«Appartengo a una generazione disgraziata a cavallo fra i vecchi tempi ed i nuovi, e che si trova a disagio in tutti e due. Per di più, come lei non avrà potuto fare a meno di accorgersi, sono privo d’illusioni.» –Tomasi di Lampedusa
SABBIE BIANCHE
Geoff Dyer
Traduzione di Katia Bagnoli
il Saggiatore 2017
Geoff Dyer a me ormai ricorda Johnny Depp, con le dovute proporzioni, come si dice di solito in questi casi. Bravo, bello, magnetico, vanitoso, talentuoso, interprete di alcune prove ottime e di una lunga serie di mezze (o intere) schifezze. Geoff Dyer, per come lo conosco essendo giunto al quarto libro, è grossomodo così.
Geoff Dyer, uno dei campioni della fiction mescolata alla non-fiction. Pare, ma posso sbagliarmi, che ad alcuni piaccia dire “non fiction” e anche di più dire “fiction mescolata a non fiction”. Lo cito per la cronaca, visto che a me di fiction e non-fiction non interessa nulla, leggo indifferentemente una e l’altra, se mescolano o non mescolano per me facciano un po’ come vogliono, visto che alla fine qualità e interesse si distribuiscono comunque senza badare ai generi dei cocktail.

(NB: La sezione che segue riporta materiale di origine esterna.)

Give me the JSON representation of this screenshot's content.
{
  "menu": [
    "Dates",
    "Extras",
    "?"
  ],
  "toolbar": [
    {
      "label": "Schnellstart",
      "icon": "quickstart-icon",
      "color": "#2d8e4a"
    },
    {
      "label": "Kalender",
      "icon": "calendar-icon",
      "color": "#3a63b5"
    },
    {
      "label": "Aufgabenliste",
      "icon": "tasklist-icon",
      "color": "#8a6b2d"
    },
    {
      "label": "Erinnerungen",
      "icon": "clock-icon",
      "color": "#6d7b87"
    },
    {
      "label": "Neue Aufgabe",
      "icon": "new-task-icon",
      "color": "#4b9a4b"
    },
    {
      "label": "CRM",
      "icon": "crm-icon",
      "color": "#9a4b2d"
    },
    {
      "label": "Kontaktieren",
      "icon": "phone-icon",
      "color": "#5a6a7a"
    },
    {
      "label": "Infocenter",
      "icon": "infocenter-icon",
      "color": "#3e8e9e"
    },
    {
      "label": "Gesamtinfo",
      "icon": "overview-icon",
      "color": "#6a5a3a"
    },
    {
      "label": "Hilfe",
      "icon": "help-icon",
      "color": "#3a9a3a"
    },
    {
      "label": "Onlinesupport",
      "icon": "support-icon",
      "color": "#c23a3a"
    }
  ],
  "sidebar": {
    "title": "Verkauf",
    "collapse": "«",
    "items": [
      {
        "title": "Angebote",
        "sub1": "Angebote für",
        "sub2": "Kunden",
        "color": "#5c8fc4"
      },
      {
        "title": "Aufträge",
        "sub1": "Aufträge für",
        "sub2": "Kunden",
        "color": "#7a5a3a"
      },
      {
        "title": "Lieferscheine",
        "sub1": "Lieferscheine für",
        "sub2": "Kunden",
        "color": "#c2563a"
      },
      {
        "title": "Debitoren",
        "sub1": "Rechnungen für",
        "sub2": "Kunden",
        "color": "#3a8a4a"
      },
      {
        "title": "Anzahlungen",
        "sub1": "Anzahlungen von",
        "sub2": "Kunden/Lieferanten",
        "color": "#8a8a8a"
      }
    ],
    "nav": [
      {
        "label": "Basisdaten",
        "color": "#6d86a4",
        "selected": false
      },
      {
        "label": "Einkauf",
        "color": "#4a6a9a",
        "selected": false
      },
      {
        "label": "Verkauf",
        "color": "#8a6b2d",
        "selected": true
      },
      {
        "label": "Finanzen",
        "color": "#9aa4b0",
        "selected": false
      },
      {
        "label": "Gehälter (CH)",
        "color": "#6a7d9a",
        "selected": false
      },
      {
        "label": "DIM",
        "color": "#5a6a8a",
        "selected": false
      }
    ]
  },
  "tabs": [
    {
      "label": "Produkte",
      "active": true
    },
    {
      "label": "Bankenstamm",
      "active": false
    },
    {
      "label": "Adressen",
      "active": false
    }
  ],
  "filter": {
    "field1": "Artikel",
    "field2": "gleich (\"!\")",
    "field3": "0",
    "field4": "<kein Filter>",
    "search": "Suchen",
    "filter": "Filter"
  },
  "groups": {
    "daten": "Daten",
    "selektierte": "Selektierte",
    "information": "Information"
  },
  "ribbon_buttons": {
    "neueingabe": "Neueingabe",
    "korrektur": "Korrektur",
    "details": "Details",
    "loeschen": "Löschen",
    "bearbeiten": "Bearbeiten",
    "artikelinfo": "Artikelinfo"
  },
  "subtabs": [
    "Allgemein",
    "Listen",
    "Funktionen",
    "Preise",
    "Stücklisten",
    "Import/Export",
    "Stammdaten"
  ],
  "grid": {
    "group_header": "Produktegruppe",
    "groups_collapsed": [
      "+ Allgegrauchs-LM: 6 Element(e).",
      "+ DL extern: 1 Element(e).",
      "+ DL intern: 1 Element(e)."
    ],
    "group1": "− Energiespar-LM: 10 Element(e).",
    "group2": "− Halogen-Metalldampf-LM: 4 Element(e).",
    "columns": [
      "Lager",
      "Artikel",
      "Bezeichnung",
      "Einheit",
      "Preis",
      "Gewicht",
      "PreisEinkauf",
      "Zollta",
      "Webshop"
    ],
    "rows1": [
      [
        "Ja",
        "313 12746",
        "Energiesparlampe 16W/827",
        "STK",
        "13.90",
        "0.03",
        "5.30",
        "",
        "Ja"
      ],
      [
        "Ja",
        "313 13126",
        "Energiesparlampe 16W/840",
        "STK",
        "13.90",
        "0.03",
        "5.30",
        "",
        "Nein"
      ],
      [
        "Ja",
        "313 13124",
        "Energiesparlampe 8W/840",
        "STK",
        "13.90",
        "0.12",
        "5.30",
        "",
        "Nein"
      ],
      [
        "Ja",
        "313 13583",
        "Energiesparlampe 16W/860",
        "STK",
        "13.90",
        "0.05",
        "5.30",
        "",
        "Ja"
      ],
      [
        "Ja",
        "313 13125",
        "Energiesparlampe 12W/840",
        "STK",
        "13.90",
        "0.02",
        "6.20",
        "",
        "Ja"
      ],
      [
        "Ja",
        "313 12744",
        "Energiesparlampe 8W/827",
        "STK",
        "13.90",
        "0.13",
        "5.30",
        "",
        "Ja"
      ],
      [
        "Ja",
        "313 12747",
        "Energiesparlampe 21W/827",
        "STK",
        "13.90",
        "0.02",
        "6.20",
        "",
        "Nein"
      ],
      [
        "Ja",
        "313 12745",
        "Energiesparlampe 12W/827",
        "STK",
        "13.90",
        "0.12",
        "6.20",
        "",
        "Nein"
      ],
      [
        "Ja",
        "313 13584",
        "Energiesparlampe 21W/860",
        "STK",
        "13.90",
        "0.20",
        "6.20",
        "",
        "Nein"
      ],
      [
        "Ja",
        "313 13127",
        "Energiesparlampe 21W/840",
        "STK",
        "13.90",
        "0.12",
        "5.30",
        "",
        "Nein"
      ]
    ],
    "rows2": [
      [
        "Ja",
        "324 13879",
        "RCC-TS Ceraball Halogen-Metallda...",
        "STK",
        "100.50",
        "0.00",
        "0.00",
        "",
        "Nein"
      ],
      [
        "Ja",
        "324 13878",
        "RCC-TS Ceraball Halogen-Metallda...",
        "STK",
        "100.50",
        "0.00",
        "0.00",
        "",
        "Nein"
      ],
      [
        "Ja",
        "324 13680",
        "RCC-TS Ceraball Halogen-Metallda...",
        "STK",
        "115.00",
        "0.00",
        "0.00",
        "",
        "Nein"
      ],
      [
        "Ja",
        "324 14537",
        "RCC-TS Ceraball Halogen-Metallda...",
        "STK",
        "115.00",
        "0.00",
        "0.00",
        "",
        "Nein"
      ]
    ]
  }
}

Questo vuole anche dire che, così come esiste molta pessima fiction, altrettanto esiste molta pessima non-fiction, e Sabbie bianche ha una certa propensione a rientrare proprio in quest’ultima categoria.
E qui ritorniamo a Johnny Depp, perché la non-fiction scarsa somiglia molto ai suoi pessimi film: dozzinali, grossolani, incentrati sul nome del divo e malinconicamente segnati dal sospetto che il divo abbia dei creditori da soddisfare con una certa urgenza e non abbastanza fido in banca. Io mi chiedo se anche Geoff Dyer abbia, con le dovute proporzioni rispetto ai divismi di Depp, delle bollette in sospeso oppure una fattura del dentista, l’auto da riparare o semplicemente pochi soldi per andare in vacanza. Mi chiedo cosa spinga Dyer a raffazzonare un libretto come Spiagge bianche rispolverando pezzi di intrattenimento comparsi su varie riviste per rilegarli in una pubblicazione insipida della quale non si sentiva la mancanza e che, almeno nel mio caso, produce l’effetto di trasferire Dyer dalla lista degli “Autori che già mi hanno fregato una volta” alla lista degli “Autori che mo’ prima di leggerti ancora ci penso un bel po’”.
I pezzi che si allineano in Spiagge bianche sono i tipici pezzi leggeri che una rivista come il New Yorker pubblica per far rilassare i suoi lettori tra momenti di maggiore concentrazione e lavorio intellettuale. Sono commediole con Dyer come protagonista (a volte un po’ mascherato) in giro per il mondo. Un po’ facendo l’anti-turista che racconta delle delusioni di certi luoghi che dovrebbero essere paradisiaci, un po’ proponendo brevi sit-com con la moglie, un altro po’ inventandosi raccontini tra l’esotico e il distopico.
Insomma, sketch, gag, scenette da cabaret della non-fiction che stanno insieme solo per prossimità delle pagine. Probabilmente erano piaciuti come intermezzi frivoli in numeri di riviste dall’alta densità intellettuale; messi uno dietro l’altro, costringendo quindi a passare di frivolezza in frivolezza, di intermezzo in intermezzo, di scenetta in scenetta l’effetto cambia parecchio e non è granché piacevole, come un inutile spettacolino di periferia. Non so cosa altro aggiungere.